Banks and other lenders are beginning to ease their scrutiny of loan applicants, in what the Wall Street Journal calls a "sign of their rising confidence in the housing market." The source cited several examples, including TD Bank's "Right Step" initiative, which allows first-time buyers and those with low to moderate incomes to purchase a home with a down payment of as little as 5 percent.
According to a study cited by the Journal, a greater share of the mortgages being originated by banks today have down payments of less than 10 percent than at any other time in the last five years. This trend is reportedly being driven by the increased availability of private mortgage insurance. Down payment requirements for jumbo loans have also fallen, although they remain higher than the standard for conforming loans, with more banks accepting down payments in the 10 to 15 percent range.

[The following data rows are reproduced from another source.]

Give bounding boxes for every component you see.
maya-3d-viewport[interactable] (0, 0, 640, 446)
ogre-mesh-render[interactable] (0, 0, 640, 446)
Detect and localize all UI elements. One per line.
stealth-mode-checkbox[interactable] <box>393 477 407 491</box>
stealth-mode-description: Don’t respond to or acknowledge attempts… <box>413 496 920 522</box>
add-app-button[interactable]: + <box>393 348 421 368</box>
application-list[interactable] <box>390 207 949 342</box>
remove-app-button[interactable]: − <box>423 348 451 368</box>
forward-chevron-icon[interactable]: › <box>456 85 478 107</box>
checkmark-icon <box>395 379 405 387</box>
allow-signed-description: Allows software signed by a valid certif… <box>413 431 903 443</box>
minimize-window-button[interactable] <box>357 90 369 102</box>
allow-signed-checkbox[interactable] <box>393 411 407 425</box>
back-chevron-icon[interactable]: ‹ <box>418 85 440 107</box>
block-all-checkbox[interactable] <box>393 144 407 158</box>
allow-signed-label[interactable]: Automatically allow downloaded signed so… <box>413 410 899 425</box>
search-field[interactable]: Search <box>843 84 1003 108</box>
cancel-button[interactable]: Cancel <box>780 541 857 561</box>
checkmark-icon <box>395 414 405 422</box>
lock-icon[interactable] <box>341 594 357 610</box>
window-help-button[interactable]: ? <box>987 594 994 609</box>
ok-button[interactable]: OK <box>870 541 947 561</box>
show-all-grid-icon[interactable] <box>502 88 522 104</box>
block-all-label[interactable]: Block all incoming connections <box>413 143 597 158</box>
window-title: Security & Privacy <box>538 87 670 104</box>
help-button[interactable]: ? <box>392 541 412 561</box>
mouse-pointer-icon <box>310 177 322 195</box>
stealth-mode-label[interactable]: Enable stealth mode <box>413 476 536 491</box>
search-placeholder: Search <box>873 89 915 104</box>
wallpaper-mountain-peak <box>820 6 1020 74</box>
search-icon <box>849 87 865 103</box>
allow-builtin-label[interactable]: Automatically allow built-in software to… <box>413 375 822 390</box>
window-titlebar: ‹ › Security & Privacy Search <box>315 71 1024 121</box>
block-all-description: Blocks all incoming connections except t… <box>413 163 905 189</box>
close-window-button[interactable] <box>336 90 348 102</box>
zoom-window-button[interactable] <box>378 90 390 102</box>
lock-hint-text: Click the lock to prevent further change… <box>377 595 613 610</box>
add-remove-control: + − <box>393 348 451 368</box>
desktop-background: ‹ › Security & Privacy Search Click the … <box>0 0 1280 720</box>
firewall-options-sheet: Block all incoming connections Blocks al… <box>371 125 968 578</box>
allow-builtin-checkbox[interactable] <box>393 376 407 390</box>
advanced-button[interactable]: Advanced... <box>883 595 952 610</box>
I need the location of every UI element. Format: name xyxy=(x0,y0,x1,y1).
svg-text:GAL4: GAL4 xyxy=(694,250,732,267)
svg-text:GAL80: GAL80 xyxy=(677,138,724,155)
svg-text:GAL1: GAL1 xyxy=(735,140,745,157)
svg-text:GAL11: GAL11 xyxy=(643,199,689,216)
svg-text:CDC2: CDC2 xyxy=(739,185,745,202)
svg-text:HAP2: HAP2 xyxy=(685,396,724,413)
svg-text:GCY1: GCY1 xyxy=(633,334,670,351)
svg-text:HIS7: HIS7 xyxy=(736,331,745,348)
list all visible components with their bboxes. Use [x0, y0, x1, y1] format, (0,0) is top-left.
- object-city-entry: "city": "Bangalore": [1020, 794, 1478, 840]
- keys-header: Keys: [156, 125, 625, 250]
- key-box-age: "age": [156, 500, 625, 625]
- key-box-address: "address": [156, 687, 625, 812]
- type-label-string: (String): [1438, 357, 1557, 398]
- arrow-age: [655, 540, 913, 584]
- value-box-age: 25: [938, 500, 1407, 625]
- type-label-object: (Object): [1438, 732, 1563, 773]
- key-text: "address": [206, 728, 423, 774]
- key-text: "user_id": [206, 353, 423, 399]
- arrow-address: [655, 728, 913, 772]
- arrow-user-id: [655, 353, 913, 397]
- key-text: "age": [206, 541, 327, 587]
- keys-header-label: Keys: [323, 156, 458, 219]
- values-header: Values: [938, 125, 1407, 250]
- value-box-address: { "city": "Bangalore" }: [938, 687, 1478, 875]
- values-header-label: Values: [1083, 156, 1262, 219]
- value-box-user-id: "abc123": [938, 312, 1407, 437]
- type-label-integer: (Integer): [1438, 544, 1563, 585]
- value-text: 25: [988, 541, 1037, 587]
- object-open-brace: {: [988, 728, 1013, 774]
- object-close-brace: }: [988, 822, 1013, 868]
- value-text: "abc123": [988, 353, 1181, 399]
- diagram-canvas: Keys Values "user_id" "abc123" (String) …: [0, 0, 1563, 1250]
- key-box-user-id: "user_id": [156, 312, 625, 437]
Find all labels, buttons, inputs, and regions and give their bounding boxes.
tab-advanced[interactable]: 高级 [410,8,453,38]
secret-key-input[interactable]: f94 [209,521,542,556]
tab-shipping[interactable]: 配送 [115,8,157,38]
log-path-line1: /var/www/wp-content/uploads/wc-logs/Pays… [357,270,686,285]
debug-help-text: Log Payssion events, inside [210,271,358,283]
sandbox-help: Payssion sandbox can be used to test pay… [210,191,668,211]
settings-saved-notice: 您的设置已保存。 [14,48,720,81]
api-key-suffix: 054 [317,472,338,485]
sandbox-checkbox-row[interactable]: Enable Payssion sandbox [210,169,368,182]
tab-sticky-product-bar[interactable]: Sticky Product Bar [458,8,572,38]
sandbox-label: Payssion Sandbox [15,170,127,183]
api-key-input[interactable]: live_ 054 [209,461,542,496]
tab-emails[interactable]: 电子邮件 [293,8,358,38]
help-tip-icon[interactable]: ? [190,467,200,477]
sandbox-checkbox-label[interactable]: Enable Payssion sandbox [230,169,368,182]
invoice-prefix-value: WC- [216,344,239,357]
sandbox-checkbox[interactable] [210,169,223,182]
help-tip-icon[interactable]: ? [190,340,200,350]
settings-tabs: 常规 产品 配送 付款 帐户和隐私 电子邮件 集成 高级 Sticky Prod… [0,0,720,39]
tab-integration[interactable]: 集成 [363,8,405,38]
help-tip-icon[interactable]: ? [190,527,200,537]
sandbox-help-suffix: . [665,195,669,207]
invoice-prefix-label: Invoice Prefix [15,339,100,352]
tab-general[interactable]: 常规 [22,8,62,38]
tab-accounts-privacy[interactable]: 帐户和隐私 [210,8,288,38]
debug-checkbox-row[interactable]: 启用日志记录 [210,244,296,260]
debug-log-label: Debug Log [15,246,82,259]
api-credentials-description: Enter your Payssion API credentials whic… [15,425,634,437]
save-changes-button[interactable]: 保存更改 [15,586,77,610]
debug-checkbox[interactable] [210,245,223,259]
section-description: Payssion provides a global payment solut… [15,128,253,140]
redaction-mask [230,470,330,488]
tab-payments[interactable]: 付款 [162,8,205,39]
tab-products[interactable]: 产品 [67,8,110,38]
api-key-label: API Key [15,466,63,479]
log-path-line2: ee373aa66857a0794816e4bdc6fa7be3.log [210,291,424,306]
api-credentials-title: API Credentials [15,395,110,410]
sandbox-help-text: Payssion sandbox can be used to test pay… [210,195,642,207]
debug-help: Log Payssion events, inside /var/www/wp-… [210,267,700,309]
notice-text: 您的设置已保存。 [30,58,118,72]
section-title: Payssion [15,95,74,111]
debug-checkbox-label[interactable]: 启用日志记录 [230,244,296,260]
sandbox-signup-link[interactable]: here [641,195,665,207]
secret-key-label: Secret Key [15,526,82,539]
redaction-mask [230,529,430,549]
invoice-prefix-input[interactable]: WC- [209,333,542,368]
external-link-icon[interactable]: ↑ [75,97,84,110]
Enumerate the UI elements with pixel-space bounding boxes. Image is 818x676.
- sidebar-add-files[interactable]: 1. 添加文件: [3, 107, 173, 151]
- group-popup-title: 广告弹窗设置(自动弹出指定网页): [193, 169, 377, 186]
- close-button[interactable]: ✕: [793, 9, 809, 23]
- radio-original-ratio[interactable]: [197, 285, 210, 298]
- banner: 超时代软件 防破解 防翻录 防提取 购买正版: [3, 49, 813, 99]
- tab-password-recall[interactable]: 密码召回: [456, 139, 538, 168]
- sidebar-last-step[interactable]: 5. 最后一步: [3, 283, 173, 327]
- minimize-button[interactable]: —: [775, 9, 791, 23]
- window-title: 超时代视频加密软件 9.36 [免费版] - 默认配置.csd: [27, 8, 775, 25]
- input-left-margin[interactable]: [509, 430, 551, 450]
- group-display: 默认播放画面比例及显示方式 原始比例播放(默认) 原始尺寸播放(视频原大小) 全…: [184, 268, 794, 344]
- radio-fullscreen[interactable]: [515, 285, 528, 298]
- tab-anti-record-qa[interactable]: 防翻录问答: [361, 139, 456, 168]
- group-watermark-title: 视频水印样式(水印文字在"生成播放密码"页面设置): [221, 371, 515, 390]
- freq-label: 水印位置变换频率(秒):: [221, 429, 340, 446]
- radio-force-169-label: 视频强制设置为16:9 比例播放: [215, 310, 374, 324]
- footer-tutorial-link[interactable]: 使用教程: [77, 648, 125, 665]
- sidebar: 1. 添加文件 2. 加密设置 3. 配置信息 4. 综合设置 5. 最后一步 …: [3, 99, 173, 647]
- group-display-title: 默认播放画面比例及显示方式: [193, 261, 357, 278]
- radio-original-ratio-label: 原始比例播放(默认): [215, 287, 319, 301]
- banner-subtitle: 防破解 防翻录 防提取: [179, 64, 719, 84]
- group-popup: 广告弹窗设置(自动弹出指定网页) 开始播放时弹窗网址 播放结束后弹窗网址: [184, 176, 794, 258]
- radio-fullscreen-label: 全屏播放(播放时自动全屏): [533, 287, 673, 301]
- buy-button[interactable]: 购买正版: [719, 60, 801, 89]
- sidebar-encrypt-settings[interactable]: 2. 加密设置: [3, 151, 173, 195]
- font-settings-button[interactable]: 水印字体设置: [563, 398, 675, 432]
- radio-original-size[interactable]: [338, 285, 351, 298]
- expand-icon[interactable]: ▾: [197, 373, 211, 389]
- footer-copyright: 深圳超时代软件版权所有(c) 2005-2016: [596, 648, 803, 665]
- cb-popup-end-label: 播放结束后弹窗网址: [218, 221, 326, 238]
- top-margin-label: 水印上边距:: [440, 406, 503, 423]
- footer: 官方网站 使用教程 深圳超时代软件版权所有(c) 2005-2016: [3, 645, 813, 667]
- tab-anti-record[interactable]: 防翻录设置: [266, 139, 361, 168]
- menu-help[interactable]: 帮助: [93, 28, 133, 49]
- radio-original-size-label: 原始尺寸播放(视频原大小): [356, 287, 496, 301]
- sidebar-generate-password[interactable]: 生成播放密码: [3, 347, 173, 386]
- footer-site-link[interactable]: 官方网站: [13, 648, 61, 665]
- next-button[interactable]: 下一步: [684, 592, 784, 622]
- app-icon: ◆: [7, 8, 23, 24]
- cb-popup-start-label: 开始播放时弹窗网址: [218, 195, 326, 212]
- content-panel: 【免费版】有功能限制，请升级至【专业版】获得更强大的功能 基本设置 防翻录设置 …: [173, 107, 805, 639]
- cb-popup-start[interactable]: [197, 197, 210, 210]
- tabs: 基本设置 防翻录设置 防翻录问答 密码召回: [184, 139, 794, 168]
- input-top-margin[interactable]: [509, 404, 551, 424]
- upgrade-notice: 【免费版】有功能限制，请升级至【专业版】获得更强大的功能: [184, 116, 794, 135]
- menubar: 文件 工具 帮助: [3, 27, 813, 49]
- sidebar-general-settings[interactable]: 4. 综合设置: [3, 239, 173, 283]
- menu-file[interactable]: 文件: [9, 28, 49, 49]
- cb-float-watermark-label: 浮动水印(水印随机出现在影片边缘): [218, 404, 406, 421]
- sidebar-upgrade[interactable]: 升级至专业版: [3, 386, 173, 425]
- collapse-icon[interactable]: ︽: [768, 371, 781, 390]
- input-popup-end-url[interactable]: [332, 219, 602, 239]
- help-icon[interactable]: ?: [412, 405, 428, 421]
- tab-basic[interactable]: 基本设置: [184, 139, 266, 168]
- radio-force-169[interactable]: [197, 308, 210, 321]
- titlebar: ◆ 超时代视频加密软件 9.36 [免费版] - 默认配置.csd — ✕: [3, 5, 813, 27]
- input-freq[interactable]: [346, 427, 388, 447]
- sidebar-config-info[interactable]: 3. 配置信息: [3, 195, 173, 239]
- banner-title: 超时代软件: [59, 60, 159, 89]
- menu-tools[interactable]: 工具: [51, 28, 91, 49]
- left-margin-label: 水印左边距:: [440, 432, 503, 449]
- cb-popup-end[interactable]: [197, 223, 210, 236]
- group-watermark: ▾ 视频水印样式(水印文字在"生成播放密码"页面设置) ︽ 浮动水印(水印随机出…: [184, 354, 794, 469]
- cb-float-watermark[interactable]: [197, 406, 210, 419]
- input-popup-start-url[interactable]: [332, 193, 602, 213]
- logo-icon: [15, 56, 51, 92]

A report from Goldman Sachs suggests that new home sales could reach 800,000 by 2017 if lenders continue to ease credit standards for loan applicants. That would be almost double the 430,000 sales recorded last year. Analysts at the Urban Institute have estimated that if credit standards had been loosened to 2001 levels, as many as 200,000 more mortgages would have been originated in 2012.
The Journal explains that credit standards are being loosened largely as a result of banks' need to attract new customers as refinancing activity continues to decline. However, even with the economy improving, lenders still need to be attentive to risk.
Some borrowers, such as those who are self-employed, can have trouble providing lenders with adequate documentation of their income. In these instances, it can be beneficial to have alternative data sources to draw on during a credit risk assessment.